Analysis of Manual Lifting and Carrying Task Using
3D Static Strength Prediction Program™


The 3D Static Strength Prediction Program™ (3D SSPP) is based on over 30+ years of research at the Center for Ergonomics at the University of Michigan regarding the biomechanical and static strength capabilities of the worker in relation to the physical demands of the work environment. Based on input data including posture information, force parameters, and human anthropometry, the software provides output results including the percentage of men and women who have the strength to perform the task, spinal compression forces, and data comparisons to NIOSH guidelines.

Torso muscle moment arms and muscle orientation data for the L4/L5 lumbar level have been studied more extensively that at any other lumber level. Thus, the 3D Static Strength Prediction Program reports its findings relative to the strain on L4/L5, the disc immediately above L5/S1 (the disc of focus regarding the NIOSH Revised Equation). However, in reality, this difference must be considered unremarkable as both L4/L5 and L5/S1 possess a common disc structure and damage level associated with 770 pounds compression force as the lower limit of prime significance (being the upper limit of intrinsic safety, above which the risk of damage requires that action be taken to redesign the lifting task), and 1430 pounds compression force, being the upper limit of tolerance (beyond which should be viewed as extremely hazardous to nearly all industrial workers, even to those who are healthy and accustomed to physical labor). The 3D Static Strength Prediction Program refers to these two critical disc compression levels as the Strength Design Limit (SDL), and the Strength Upper Limit (SUL).

For more information on this dynamic prediction program, go to the Center for Ergonomics Website of the University of Michigan College of Engineering using the following links:

From the 3DSSPP website:

"3D SSPP software predicts static strength requirements for tasks such as lifts, presses, pushes, and pulls.
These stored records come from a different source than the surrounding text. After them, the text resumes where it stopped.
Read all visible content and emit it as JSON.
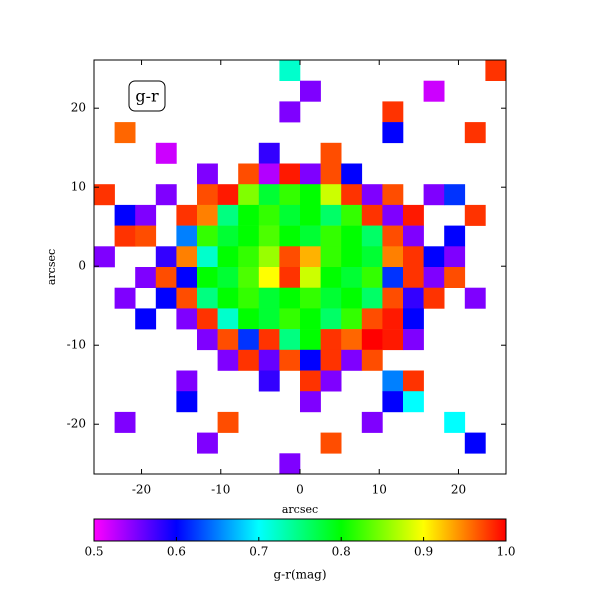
{
  "chart_data": {
    "type": "heatmap",
    "annotation": "g-r",
    "xlabel": "arcsec",
    "ylabel": "arcsec",
    "xlim": [
      -26,
      26
    ],
    "ylim": [
      -26.3,
      26.1
    ],
    "xticks": [
      -20,
      -10,
      0,
      10,
      20
    ],
    "yticks": [
      -20,
      -10,
      0,
      10,
      20
    ],
    "clim": [
      0.5,
      1.0
    ],
    "cticks": [
      0.5,
      0.6,
      0.7,
      0.8,
      0.9,
      {
        "value": 1,
        "label": "1.0"
      }
    ],
    "colorbar_label": "g-r(mag)",
    "colormap": [
      "#ff00ff",
      "#0000ff",
      "#00ffff",
      "#00ff00",
      "#ffff00",
      "#ff0000"
    ],
    "z": [
      [
        null,
        null,
        null,
        null,
        null,
        null,
        null,
        null,
        null,
        0.72,
        null,
        null,
        null,
        null,
        null,
        null,
        null,
        null,
        null,
        0.98
      ],
      [
        null,
        null,
        null,
        null,
        null,
        null,
        null,
        null,
        null,
        null,
        0.55,
        null,
        null,
        null,
        null,
        null,
        0.52,
        null,
        null,
        null
      ],
      [
        null,
        null,
        null,
        null,
        null,
        null,
        null,
        null,
        null,
        0.55,
        null,
        null,
        null,
        null,
        0.98,
        null,
        null,
        null,
        null,
        null
      ],
      [
        null,
        0.96,
        null,
        null,
        null,
        null,
        null,
        null,
        null,
        null,
        null,
        null,
        null,
        null,
        0.6,
        null,
        null,
        null,
        0.98,
        null
      ],
      [
        null,
        null,
        null,
        0.52,
        null,
        null,
        null,
        null,
        0.58,
        null,
        null,
        0.97,
        null,
        null,
        null,
        null,
        null,
        null,
        null,
        null
      ],
      [
        null,
        null,
        null,
        null,
        null,
        0.55,
        null,
        0.97,
        0.53,
        0.99,
        0.55,
        0.97,
        0.6,
        null,
        null,
        null,
        null,
        null,
        null,
        null
      ],
      [
        0.98,
        null,
        null,
        0.55,
        null,
        0.97,
        0.99,
        0.85,
        0.78,
        0.82,
        0.8,
        0.88,
        0.98,
        0.55,
        0.97,
        null,
        0.55,
        0.62,
        null,
        null
      ],
      [
        null,
        0.6,
        0.55,
        null,
        0.98,
        0.95,
        0.75,
        0.8,
        0.82,
        0.78,
        0.8,
        0.76,
        0.82,
        0.98,
        0.55,
        0.99,
        null,
        null,
        0.98,
        null
      ],
      [
        null,
        0.98,
        0.97,
        null,
        0.65,
        0.82,
        0.78,
        0.8,
        0.83,
        0.8,
        0.78,
        0.82,
        0.8,
        0.76,
        0.97,
        0.55,
        null,
        0.6,
        null,
        null
      ],
      [
        0.55,
        null,
        null,
        0.58,
        0.95,
        0.72,
        0.8,
        0.82,
        0.86,
        0.97,
        0.93,
        0.82,
        0.8,
        0.78,
        0.95,
        0.98,
        0.6,
        0.55,
        null,
        null
      ],
      [
        null,
        null,
        0.55,
        0.97,
        0.6,
        0.8,
        0.78,
        0.83,
        0.9,
        0.98,
        0.88,
        0.8,
        0.78,
        0.82,
        0.62,
        0.98,
        0.55,
        0.97,
        null,
        null
      ],
      [
        null,
        0.55,
        null,
        0.6,
        0.97,
        0.75,
        0.8,
        0.82,
        0.78,
        0.8,
        0.82,
        0.78,
        0.8,
        0.76,
        0.97,
        0.58,
        0.98,
        null,
        0.55,
        null
      ],
      [
        null,
        null,
        0.6,
        null,
        0.55,
        0.98,
        0.72,
        0.8,
        0.78,
        0.82,
        0.8,
        0.76,
        0.82,
        0.97,
        0.99,
        0.6,
        null,
        null,
        null,
        null
      ],
      [
        null,
        null,
        null,
        null,
        null,
        0.55,
        0.97,
        0.62,
        0.98,
        0.75,
        0.8,
        0.98,
        0.96,
        1.0,
        0.99,
        0.55,
        null,
        null,
        null,
        null
      ],
      [
        null,
        null,
        null,
        null,
        null,
        null,
        0.55,
        0.98,
        0.56,
        0.97,
        0.6,
        0.98,
        0.55,
        0.97,
        null,
        null,
        null,
        null,
        null,
        null
      ],
      [
        null,
        null,
        null,
        null,
        0.55,
        null,
        null,
        null,
        0.58,
        null,
        0.98,
        0.55,
        null,
        null,
        0.65,
        0.98,
        null,
        null,
        null,
        null
      ],
      [
        null,
        null,
        null,
        null,
        0.6,
        null,
        null,
        null,
        null,
        null,
        0.55,
        null,
        null,
        null,
        0.6,
        0.7,
        null,
        null,
        null,
        null
      ],
      [
        null,
        0.55,
        null,
        null,
        null,
        null,
        0.97,
        null,
        null,
        null,
        null,
        null,
        null,
        0.55,
        null,
        null,
        null,
        0.7,
        null,
        null
      ],
      [
        null,
        null,
        null,
        null,
        null,
        0.55,
        null,
        null,
        null,
        null,
        null,
        0.97,
        null,
        null,
        null,
        null,
        null,
        null,
        0.6,
        null
      ],
      [
        null,
        null,
        null,
        null,
        null,
        null,
        null,
        null,
        null,
        0.55,
        null,
        null,
        null,
        null,
        null,
        null,
        null,
        null,
        null,
        null
      ]
    ]
  }
}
The program provides an approximate job simulation that includes posture data, force parameters and male/ female anthropometry. Output includes the percentage of men and women who have the strength to perform the described job, spinal compression forces, and data comparisons to NIOSH guidelines. The user can analyze torso twists and bends and make complex hand force entries. Analysis is aided by an automatic posture generation feature and three dimensional human graphic illustrations."